In an interview with the Glasgow Times, Barlinnie’s governor said he hopes the revamp of the Glasgow prison will help tackle the use of technology to smuggle drugs.
Stoney said: “Hopefully, as technology advances, our tactics in preventing drugs entering the prison keep getting better.
“Prisoners are very creative, so they'll figure out new ways to do it and they'll go to extreme lengths to do it as well.”
He continued: “Our job is to win as many battles as we can.
“Are we getting better? Well, we have had lots of wins recently, lots of score draws, and lots of losses.
“Drones are now our latest scourge and the battle against drones continues. We look at different and new ways on how we can combat that.
“And we'll get to a point where we get a good solution. Something else may come along.”
South of the border, drones delivering drugs have seen a rapid increase. A freedom of information request by the Guardian found there were almost 1300 incidents at prisons in England and Wales from January to October 2024, marking a tenfold increase since 2020.

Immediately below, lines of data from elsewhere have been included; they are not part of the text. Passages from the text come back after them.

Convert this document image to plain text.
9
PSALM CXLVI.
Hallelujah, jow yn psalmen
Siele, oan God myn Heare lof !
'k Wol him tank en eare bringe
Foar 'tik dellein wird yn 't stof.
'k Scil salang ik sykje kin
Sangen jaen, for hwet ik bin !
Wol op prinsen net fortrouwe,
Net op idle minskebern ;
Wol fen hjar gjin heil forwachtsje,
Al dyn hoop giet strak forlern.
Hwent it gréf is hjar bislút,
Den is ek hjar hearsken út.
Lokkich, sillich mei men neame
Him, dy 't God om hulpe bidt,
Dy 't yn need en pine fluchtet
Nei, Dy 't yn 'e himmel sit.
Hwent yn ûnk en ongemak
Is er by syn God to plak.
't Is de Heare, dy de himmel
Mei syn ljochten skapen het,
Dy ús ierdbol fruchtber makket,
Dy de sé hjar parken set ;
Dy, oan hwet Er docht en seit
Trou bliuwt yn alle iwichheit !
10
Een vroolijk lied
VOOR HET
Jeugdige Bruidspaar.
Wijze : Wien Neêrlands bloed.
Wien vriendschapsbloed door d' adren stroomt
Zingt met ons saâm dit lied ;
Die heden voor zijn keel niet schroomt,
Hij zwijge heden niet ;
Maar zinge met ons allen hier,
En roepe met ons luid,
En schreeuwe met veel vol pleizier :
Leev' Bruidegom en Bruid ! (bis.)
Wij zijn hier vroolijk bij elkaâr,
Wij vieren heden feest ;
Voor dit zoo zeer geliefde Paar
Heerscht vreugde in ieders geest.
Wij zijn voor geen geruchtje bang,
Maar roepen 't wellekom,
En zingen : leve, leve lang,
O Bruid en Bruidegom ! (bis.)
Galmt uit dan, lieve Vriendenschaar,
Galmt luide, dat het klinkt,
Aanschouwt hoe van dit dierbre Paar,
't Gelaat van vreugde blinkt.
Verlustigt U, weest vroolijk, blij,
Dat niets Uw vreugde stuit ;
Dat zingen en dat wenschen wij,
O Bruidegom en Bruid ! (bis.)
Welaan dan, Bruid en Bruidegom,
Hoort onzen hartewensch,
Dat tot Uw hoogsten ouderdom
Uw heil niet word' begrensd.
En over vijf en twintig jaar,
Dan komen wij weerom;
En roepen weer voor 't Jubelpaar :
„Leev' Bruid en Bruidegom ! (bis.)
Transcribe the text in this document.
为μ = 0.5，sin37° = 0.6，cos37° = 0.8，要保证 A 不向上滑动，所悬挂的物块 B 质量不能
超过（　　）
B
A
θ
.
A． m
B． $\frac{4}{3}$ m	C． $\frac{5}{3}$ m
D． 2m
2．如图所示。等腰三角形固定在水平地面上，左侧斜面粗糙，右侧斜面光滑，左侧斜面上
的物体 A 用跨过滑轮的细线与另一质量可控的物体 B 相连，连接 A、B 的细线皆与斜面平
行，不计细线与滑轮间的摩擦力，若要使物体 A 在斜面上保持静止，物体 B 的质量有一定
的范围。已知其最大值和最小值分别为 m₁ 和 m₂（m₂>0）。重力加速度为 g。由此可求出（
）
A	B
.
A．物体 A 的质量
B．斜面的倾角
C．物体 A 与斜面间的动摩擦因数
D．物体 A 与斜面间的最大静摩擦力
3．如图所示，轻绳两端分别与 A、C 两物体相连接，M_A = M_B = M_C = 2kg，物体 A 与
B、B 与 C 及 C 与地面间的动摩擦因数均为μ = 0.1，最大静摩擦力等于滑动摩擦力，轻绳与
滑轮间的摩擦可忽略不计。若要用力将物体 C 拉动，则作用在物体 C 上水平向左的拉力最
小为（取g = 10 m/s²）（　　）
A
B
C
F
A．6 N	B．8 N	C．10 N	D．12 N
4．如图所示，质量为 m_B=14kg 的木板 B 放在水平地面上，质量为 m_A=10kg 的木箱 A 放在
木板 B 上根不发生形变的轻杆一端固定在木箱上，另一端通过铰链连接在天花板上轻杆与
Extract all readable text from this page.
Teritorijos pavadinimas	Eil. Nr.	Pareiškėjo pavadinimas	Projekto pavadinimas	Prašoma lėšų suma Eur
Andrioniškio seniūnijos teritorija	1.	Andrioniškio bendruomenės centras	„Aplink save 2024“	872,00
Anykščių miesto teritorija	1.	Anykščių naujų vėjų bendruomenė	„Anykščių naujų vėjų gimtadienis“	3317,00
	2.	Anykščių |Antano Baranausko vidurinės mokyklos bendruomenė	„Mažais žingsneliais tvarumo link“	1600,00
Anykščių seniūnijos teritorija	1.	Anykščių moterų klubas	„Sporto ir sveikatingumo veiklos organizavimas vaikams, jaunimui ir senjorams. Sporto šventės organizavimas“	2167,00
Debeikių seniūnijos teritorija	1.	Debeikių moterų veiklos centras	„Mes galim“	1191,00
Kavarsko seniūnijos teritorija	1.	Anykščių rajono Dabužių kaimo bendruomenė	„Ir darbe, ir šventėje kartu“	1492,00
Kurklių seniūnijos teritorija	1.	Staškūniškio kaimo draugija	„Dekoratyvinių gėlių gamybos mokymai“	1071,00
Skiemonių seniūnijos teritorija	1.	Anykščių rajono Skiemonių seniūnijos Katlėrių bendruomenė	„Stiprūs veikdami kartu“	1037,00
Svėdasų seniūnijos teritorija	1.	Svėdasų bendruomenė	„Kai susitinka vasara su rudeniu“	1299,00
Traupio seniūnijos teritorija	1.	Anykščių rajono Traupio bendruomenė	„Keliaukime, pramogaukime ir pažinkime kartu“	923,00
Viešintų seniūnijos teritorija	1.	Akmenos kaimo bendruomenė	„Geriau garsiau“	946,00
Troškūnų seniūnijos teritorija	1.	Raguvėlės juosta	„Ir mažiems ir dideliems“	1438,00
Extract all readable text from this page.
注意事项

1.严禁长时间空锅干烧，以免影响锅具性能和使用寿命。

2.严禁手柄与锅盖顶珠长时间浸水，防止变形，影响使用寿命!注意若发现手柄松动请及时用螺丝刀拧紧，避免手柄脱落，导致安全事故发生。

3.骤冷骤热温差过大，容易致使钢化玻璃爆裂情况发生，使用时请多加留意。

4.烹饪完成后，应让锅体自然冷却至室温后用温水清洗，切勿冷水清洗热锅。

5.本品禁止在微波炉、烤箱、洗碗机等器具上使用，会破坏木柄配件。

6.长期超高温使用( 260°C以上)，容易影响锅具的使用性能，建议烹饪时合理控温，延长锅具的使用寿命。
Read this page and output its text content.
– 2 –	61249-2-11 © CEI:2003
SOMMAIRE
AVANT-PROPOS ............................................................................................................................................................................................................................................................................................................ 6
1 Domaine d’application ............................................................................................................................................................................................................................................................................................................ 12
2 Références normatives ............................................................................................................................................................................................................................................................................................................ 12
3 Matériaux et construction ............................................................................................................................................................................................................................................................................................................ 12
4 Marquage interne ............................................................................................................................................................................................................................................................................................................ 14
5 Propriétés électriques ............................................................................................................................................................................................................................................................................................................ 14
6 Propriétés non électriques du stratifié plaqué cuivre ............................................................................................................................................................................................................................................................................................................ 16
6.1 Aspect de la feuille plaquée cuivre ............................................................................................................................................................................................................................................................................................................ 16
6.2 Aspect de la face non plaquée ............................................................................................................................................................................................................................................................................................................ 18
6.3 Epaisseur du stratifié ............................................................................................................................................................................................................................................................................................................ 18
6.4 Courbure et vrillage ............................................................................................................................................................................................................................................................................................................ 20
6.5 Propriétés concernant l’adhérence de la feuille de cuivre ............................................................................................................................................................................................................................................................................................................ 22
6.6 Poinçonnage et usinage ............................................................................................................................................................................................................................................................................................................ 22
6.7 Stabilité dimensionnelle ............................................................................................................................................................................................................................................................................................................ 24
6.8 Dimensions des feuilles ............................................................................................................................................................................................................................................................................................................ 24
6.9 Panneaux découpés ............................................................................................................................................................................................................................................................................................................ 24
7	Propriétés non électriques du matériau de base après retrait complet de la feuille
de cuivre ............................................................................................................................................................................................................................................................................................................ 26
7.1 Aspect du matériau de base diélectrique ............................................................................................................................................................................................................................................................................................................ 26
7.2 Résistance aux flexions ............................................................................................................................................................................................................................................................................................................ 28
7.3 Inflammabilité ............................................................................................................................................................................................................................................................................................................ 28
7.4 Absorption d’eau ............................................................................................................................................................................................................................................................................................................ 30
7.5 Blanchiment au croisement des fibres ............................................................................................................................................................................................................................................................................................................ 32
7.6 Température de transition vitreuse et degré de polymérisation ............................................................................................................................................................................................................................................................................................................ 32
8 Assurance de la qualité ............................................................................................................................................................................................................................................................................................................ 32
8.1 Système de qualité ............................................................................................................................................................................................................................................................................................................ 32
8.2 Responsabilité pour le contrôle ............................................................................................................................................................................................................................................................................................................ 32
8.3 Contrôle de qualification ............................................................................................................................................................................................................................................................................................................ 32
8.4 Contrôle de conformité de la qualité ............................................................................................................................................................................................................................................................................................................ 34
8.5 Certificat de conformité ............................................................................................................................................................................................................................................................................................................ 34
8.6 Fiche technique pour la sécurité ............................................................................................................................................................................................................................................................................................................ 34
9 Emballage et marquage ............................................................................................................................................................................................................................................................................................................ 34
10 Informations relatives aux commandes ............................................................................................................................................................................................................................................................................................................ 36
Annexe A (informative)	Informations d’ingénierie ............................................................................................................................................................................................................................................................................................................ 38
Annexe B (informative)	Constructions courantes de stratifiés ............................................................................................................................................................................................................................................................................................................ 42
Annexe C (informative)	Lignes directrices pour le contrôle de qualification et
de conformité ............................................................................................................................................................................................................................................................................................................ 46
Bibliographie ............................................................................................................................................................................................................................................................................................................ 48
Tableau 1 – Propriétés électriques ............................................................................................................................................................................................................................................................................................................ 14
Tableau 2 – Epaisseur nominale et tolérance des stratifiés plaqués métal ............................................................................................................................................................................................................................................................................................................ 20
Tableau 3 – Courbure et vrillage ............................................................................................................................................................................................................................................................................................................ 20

In response to the figures, Labour MP Andy Slaughter, who chairs the Commons justice committee, called for more money to tackle the crisis. He said: “It’s particularly galling that organised crime and whoever is operating the drones are effectively steps ahead… of the people who are supposed to be keeping prisons secure.”
And earlier this year England's chief inspector of prisons, Charlie Taylor, said drones dropping weapons and drugs into high security prisons had become a “threat to national security”.
Last month, Mahamood Diallo Blin, 26 was sentenced to six years and 11 months imprisonment for being involved in operations which tried to use drones to fly in class A drugs, phones and tobacco to the HMP Pentonville in London.